Come tutte le regole d’oro, esistono eccezioni che la confermano. In questo caso le eccezioni hanno due nomi. MENEFREGHISMO e NONNI. Esaminiamole una alla volta. La prima: il menefreghismo contraddistingue il genitore che riesce a fare con disinvoltura l’aperitivo mentre suo figlio lecca la parte inferiore del tavolo del locale e contemporaneamente smonta tutti i cuscini del divanetto dove siete seduti (sì, i bambini riescono a fare le due cose contemporaneamente senza alcuno sforzo) mentre il cellulare del menefreghista manda cartoni su cartoni che il bambino ignora. Solitamente i genitori di questo primo gruppo o sono coppie molto giovani o sono quel tipo di genitori che quando tu ti distrai guardando la performance del bambino, ti dicono con una risata e una pacca sul braccio: “Tranquillaaaa, rilassati, si fanno gli anticorpi”. La seconda eccezione: i nonni. Qui so di poter strascrivere. Esiste una (ampia) categoria di genitori che forse non ha mai iniziato a fare il genitore perché aveva i propri genitori ai quali scaricare (“scaricare” è una parola scelta con accuratezza) completamente i propri figli. Personalmente assisto a nonni che accompagnano nipoti a scuola, all’attività pomeridiana, alle feste di compleanno. Che entrano in completa agitazione se si accorgono che a casa loro manca anche un solo ingrediente per la pappa dei nipotini. Recentemente, ho scoperto anche che, in rari casi, esiste la formula congiunta “i genitori del week end” che combina le due eccezioni in questo modo: nonni full time h 24 dal lunedì al venerdi incluso pernottamento e pensione completa e menefreghismo nel fine settimana. Non sto qui a sentenziare sulle conseguenze delle due eccezioni perché non ne ho titolo né diritto.

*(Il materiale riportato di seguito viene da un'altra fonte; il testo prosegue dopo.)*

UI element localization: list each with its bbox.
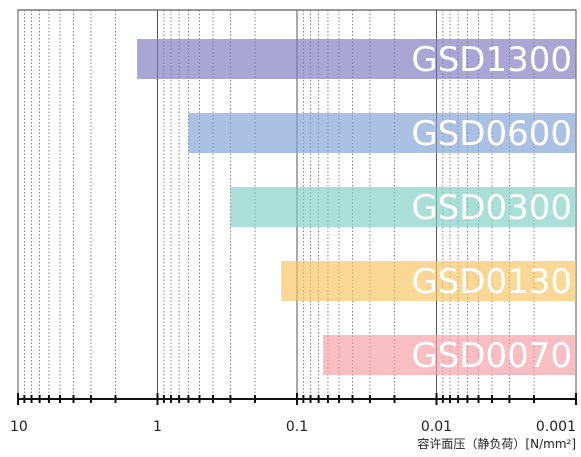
x-tick-label: 0.001 — [536, 419, 576, 435]
bar-label-gsd0130: GSD0130 — [411, 262, 572, 302]
bar-gsd1300 — [137, 39, 576, 79]
bar-gsd0300 — [230, 187, 576, 227]
bar-label-gsd0600: GSD0600 — [411, 114, 572, 154]
bar-gsd0070 — [323, 335, 576, 375]
bar-gsd0130 — [281, 261, 576, 301]
bar-label-gsd1300: GSD1300 — [411, 40, 572, 80]
x-tick-labels: 10 1 0.1 0.01 0.001 — [10, 419, 576, 435]
x-tick-label: 10 — [10, 419, 28, 435]
x-tick-label: 1 — [153, 419, 162, 435]
bar-label-gsd0070: GSD0070 — [411, 336, 572, 376]
bars: GSD1300 GSD0600 GSD0300 GSD0130 GSD0070 — [137, 39, 576, 376]
x-axis — [17, 393, 577, 405]
x-tick-label: 0.01 — [421, 419, 452, 435]
x-tick-label: 0.1 — [286, 419, 308, 435]
bar-gsd0600 — [188, 113, 576, 153]
bar-label-gsd0300: GSD0300 — [411, 188, 572, 228]
x-axis-label: 容许面压（静负荷）[N/mm²] — [417, 436, 576, 451]
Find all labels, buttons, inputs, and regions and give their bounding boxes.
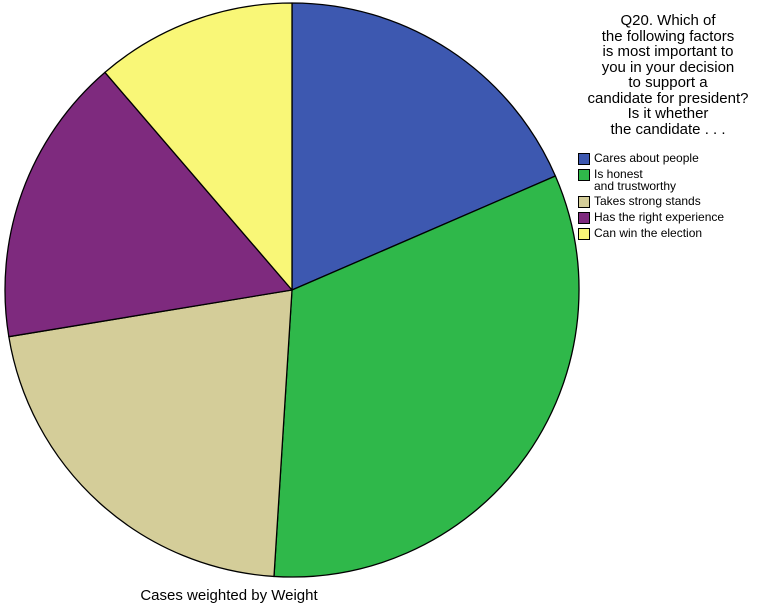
- legend-label: Is honest and trustworthy: [594, 167, 677, 193]
- legend-swatch: [578, 196, 590, 208]
- legend-title: Q20. Which of the following factors is m…: [587, 12, 749, 138]
- legend-item: Can win the election: [578, 227, 768, 240]
- pie-slice-5: [104, 2, 293, 291]
- pie-slice-1: [291, 2, 557, 291]
- legend-item: Is honest and trustworthy: [578, 168, 768, 192]
- pie-slice-4: [4, 71, 293, 338]
- legend-label: Cares about people: [594, 151, 699, 165]
- legend-label: Takes strong stands: [594, 194, 701, 208]
- legend-swatch: [578, 169, 590, 181]
- pie-slice-3: [8, 289, 293, 578]
- legend-swatch: [578, 228, 590, 240]
- legend-item: Has the right experience: [578, 211, 768, 224]
- pie-slice-2: [273, 175, 580, 578]
- legend-label: Can win the election: [594, 226, 703, 240]
- legend-swatch: [578, 212, 590, 224]
- legend: Cares about people Is honest and trustwo…: [578, 152, 768, 243]
- legend-swatch: [578, 153, 590, 165]
- legend-label: Has the right experience: [594, 210, 725, 224]
- legend-item: Takes strong stands: [578, 195, 768, 208]
- legend-item: Cares about people: [578, 152, 768, 165]
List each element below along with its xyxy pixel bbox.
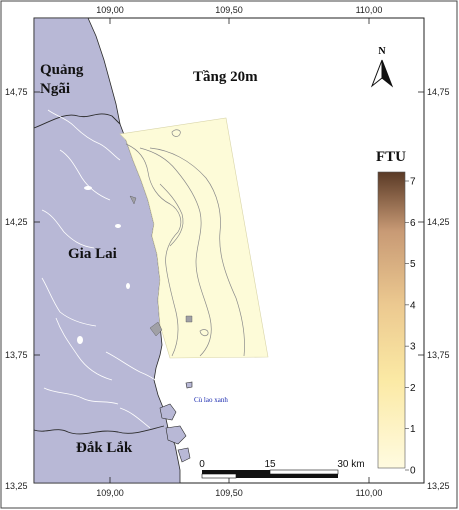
lat-label-right-14-25: 14,25	[427, 217, 450, 227]
contour-lines	[125, 129, 245, 357]
lat-label-left-13-25: 13,25	[5, 481, 28, 491]
legend-tick-label: 7	[410, 177, 416, 188]
lon-label-bottom-109-5: 109,50	[215, 488, 243, 498]
north-arrow-icon: N	[370, 46, 394, 88]
legend-ticks: 0 1 2 3 4 5 6 7	[405, 177, 416, 477]
legend-tick-label: 6	[410, 218, 416, 229]
scale-label-30: 30 km	[337, 459, 364, 470]
legend-tick-label: 4	[410, 300, 416, 311]
legend-tick-label: 3	[410, 342, 416, 353]
lat-label-left-14-25: 14,25	[5, 217, 28, 227]
lat-label-right-13-75: 13,75	[427, 350, 450, 360]
scale-label-15: 15	[264, 459, 276, 470]
legend-colorbar	[377, 171, 406, 469]
lon-label-top-110: 110,00	[356, 5, 383, 15]
data-field	[119, 117, 269, 359]
lat-label-right-13-25: 13,25	[427, 481, 450, 491]
scale-bar: 0 15 30 km	[199, 459, 365, 479]
lon-label-top-109-5: 109,50	[215, 5, 243, 15]
legend-tick-label: 5	[410, 259, 416, 270]
boundary-quang-ngai	[33, 113, 121, 129]
province-label-dak-lak: Đắk Lắk	[76, 440, 133, 456]
coastal-islets	[129, 195, 193, 337]
province-label-ngai: Ngãi	[40, 81, 70, 97]
province-label-gia-lai: Gia Lai	[68, 246, 117, 262]
grid-ticks	[34, 18, 424, 483]
legend-tick-label: 1	[410, 424, 416, 435]
lon-label-bottom-109: 109,00	[96, 488, 124, 498]
lon-label-top-109: 109,00	[96, 5, 124, 15]
north-label: N	[378, 46, 386, 57]
legend-title: FTU	[376, 149, 406, 165]
lat-label-left-14-75: 14,75	[5, 87, 28, 97]
lat-label-right-14-75: 14,75	[427, 87, 450, 97]
island-label: Cù lao xanh	[194, 396, 228, 404]
boundary-dak-lak	[33, 425, 165, 435]
map-title: Tầng 20m	[193, 69, 258, 85]
legend-tick-label: 2	[410, 383, 416, 394]
rivers	[41, 109, 161, 429]
legend-tick-label: 0	[410, 466, 416, 477]
lakes	[77, 186, 130, 344]
legend: FTU 0 1 2 3 4 5 6 7	[376, 149, 416, 477]
scale-label-0: 0	[199, 459, 205, 470]
lon-label-bottom-110: 110,00	[356, 488, 383, 498]
cu-lao-xanh-island	[159, 381, 193, 463]
province-label-quang: Quảng	[40, 62, 84, 78]
lat-label-left-13-75: 13,75	[5, 350, 28, 360]
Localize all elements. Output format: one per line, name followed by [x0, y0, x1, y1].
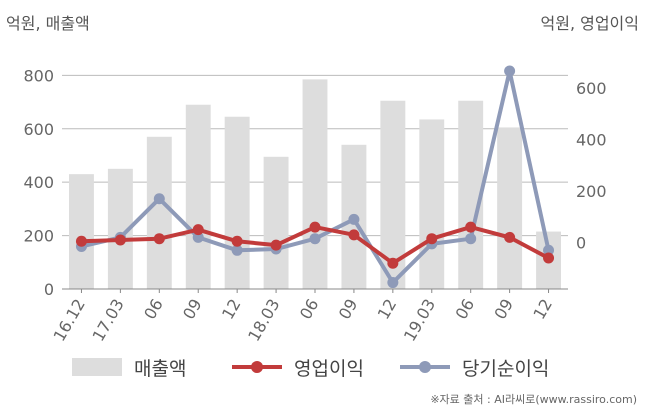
operating-profit-point [153, 233, 165, 245]
legend-line-swatch-net [400, 358, 450, 376]
x-tick-label: 12 [218, 296, 245, 323]
bar-revenue [263, 156, 289, 289]
y-right-tick-label: 200 [576, 182, 607, 201]
operating-profit-point [387, 257, 399, 269]
operating-profit-point [543, 252, 555, 264]
operating-profit-point [114, 234, 126, 246]
bar-revenue [302, 79, 328, 289]
right-axis-unit-label: 억원, 영업이익 [540, 14, 640, 33]
x-tick-label: 09 [179, 296, 206, 323]
x-tick-label: 06 [296, 296, 323, 323]
y-right-tick-label: 400 [576, 130, 607, 149]
operating-profit-point [426, 233, 438, 245]
legend-bar-swatch [72, 358, 122, 376]
bar-revenue [224, 116, 250, 289]
legend-label-net-income: 당기순이익 [462, 357, 550, 380]
operating-profit-point [75, 235, 87, 247]
x-tick-label: 16.12 [50, 296, 89, 345]
legend-line-swatch-operating [232, 358, 282, 376]
net-income-point [231, 244, 243, 256]
bar-revenue [497, 127, 523, 289]
net-income-point [348, 213, 360, 225]
y-right-tick-label: 0 [576, 234, 586, 253]
bar-revenue [146, 136, 172, 289]
x-tick-label: 12 [374, 296, 401, 323]
legend-label-operating-profit: 영업이익 [294, 357, 364, 380]
bar-revenue [419, 119, 445, 289]
x-tick-label: 06 [140, 296, 167, 323]
source-credit: ※자료 출처 : AI라씨로(www.rassiro.com) [430, 393, 637, 406]
net-income-point [387, 277, 399, 289]
y-left-tick-label: 400 [23, 173, 54, 192]
net-income-point [504, 65, 516, 77]
y-right-tick-label: 600 [576, 79, 607, 98]
operating-profit-point [192, 224, 204, 236]
net-income-point [153, 193, 165, 205]
y-left-tick-label: 600 [23, 120, 54, 139]
x-tick-label: 09 [335, 296, 362, 323]
net-income-point [465, 233, 477, 245]
operating-profit-point [309, 221, 321, 233]
operating-profit-point [270, 239, 282, 251]
x-tick-label: 19.03 [400, 296, 439, 345]
y-left-tick-label: 0 [44, 280, 54, 299]
net-income-point [309, 233, 321, 245]
legend-item-net-income: 당기순이익 [400, 352, 549, 382]
bar-revenue [69, 174, 94, 289]
net-income-point [192, 231, 204, 243]
left-axis-unit-label: 억원, 매출액 [6, 14, 90, 33]
net-income-point [543, 244, 555, 256]
x-tick-label: 06 [452, 296, 479, 323]
operating-profit-point [348, 229, 360, 241]
legend-label-revenue: 매출액 [134, 357, 187, 380]
operating-profit-point [231, 235, 243, 247]
x-tick-label: 17.03 [88, 296, 127, 345]
legend-item-revenue: 매출액 [72, 352, 186, 382]
operating-profit-point [465, 221, 477, 233]
x-tick-label: 09 [490, 296, 517, 323]
bar-revenue [185, 104, 211, 290]
legend-item-operating-profit: 영업이익 [232, 352, 364, 382]
y-left-tick-label: 800 [23, 66, 54, 85]
x-tick-label: 12 [529, 296, 556, 323]
y-left-tick-label: 200 [23, 227, 54, 246]
x-tick-label: 18.03 [244, 296, 283, 345]
operating-profit-point [504, 231, 516, 243]
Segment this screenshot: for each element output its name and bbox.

In tutti gli altri casi la vita dopo un figlio cambia completamente. Cambia il sonno che non sarà mai più lo stesso (il mio è diventato leggerissimo). Cambia la sensibilità per certe situazioni, anche le più impensate (io mi commuovo spessissimo, per ogni cavolata e prima non mi succedeva mai). Cambia la mente perché in ogni occasione il tuo primo pensiero volerà subito a tuo figlio/a. Cambia il rapporto con il tuo partner perché non si è più solo una donna e un uomo che si sono scelti ma una mamma e un papà che hanno scelto. E io penso che quando si sceglie di avere un figlio bisogna garantire che le conseguenze di tale scelta non peseranno mai su di lui/lei. Perché un figlio non chiede di venire al mondo e non c’è assolutamente nulla di male nello scegliere di non avere figli.

E quando arriva un bambino/a iniziano i dilemmi: ciuccio o non ciuccio? Tetta o non tetta? Nanna nel lettone o nanna nel lettino? Cosa farebbe una brava mamma? Durante la gravidanza ci pensi, leggi e ti fai un’idea di come dovrebbero andare le cose. Nel mio caso è stato tutto deciso facilmente perché mia figlia ha scelto lei: “se dal ciuccio non esce il latte per favore levamelo di torno; la tetta mi piace un sacco ma a un certo punto basta, non è indispensabile; io voglio dormire nel lettone e prendermi tutte le coccole che mi spettano, quelle così dolci che non torneranno più … Però a un certo punto divento grande e me ne vado a letto mio, anche perché sennò tu e papà vi ci abituate troppo”. Io l’ho lasciata fare. Perché ho imparato (a volte sbagliando) che bisogna ascoltare i bambini, loro a volte sanno ciò di cui hanno bisogno. Per onestà, e chi mi conosce lo sa, devo dirlo: sono solo queste e poche altre le cose in cui ho lasciato decidere mia figlia. Molti mi giudicano una mamma severa ma io credo fermamente nella teoria Montessoriana che afferma che bisogna dare delle regole per delimitare un campo all’interno del quale un bambino si sentirà libero. Io l’ho applicata inizialmente sulla scia dell’educazione che ho ricevuto, senza conoscerne la teorizzazione, ma ora so che è quanto di più vero ci sia.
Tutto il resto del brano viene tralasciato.